Psychologie soziale bezugsnorm zur leistungsbeurteilung

Bezugsnorm – Dorsch: Lexikon der Psychologie

Eine Bezugsnorm entsteht ganz allgemein dadurch, dass ein Merkmal bzw. Innerhalb der Pädagogischen Psychologie bezeichnet die Bezugsnorm im Sinne einer Bezugsnormorientierung die Bewertung von SchülerInnen durch LehrerInnen. Im besonderen unterscheidet man beim Konstrukt der Bezugsnorm drei Ansätze:. Motivational förderlich hingegen wirkt die intraindividuellen Bewertungen, wenn also ein schlechterer Schüler bei einer Verbesserung seiner eigenen Leistung ebenfalls positive Rückmeldungen erhält, selbst wenn er im Vergleich zu seinen Klassenkammeraden weiterhin unterdurchschnittlich ist.

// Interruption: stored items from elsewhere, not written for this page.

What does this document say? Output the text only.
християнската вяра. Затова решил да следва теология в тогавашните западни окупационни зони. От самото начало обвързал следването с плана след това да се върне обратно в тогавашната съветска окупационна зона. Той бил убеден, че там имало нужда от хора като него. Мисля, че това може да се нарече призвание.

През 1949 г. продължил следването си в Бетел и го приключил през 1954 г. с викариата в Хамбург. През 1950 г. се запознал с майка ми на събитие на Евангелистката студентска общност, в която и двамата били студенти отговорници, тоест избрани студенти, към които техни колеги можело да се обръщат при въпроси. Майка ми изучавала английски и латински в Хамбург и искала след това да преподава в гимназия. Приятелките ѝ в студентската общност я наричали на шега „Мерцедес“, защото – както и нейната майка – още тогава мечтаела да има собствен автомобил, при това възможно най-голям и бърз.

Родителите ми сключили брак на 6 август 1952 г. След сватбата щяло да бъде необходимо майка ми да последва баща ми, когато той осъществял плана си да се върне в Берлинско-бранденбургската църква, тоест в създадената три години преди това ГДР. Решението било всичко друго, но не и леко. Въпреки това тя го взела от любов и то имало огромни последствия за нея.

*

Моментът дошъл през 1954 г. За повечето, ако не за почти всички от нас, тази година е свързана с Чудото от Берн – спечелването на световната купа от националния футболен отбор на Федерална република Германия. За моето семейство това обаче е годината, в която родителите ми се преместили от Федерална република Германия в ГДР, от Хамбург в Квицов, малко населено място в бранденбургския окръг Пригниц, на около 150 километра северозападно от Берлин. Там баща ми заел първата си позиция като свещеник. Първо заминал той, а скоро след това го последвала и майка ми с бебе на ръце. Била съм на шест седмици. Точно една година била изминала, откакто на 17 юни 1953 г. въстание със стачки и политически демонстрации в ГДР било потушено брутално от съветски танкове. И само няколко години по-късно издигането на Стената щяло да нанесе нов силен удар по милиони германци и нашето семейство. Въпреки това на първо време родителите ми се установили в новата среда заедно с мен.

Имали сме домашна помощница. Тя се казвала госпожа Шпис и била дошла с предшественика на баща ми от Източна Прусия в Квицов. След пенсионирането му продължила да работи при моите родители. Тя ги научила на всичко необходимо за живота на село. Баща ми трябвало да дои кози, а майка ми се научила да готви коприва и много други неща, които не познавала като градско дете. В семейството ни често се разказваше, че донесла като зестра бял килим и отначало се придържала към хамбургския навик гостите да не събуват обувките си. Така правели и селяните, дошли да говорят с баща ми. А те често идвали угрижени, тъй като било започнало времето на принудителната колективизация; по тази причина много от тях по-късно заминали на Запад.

FEBO - Fragebogen zur Bezugsnorm-Orientierung

Beispiel : Beim Übergang von der Grundschule in die weiterführenden Schulen verschlechtert sich häufig die Motivation vieler SchülerIinnen besonders im Fach Mathematik. Zu den motivationalen Überzeugungen von Schülerinnen und Schülern zählt dabei etwa, wie gut sie ihre eigenen Fähigkeiten einschätzen Fähigkeitsselbstkonzept und ob sie glauben, ihre Fähigkeiten steigern zu können implizite Fähigkeitstheorie.

Nach einer Längsschnittstudie von Dickhäuser et al. Die Untersuchung zeigte auch ganz allgemein, dass sich das Fähigkeitsselbstkonzept und die implizite Fähigkeitstheorie im Verlauf der ersten zwei Jahre in der Sekundarstufe ungünstig entwickeln, wobei vor allem eine soziale Bezugsnormorientierung der LehrerInnen mit deutlicheren Verschlechterungen im Fähigkeitsselbstkonzept und der impliziten Fähigkeitstheorie einherging, und zwar umso stärker, je schlechter die schulischen Leistungen waren.

Bezugsnorm

Hingegen bewirkte eine ausgeprägte individuelle Bezugsnormorientierung nur geringe Verschlechterungen des Fähigkeitsselbstkonzepts und der impliziten Fähigkeitstheorie, wobei dieser fördernde Effekt unabhängig von der schulischen Leistung war. Man folgert daraus, dass LehrerInnen einem ungünstigen Verlauf motivationaler Überzeugungen dadurch entgegenwirken können, dass sie ihren Schülerinnen und Schülern Verbesserungen und Verschlechterungen ihrer Leistungen im Vergleich zu früheren Leistungen zurückmelden.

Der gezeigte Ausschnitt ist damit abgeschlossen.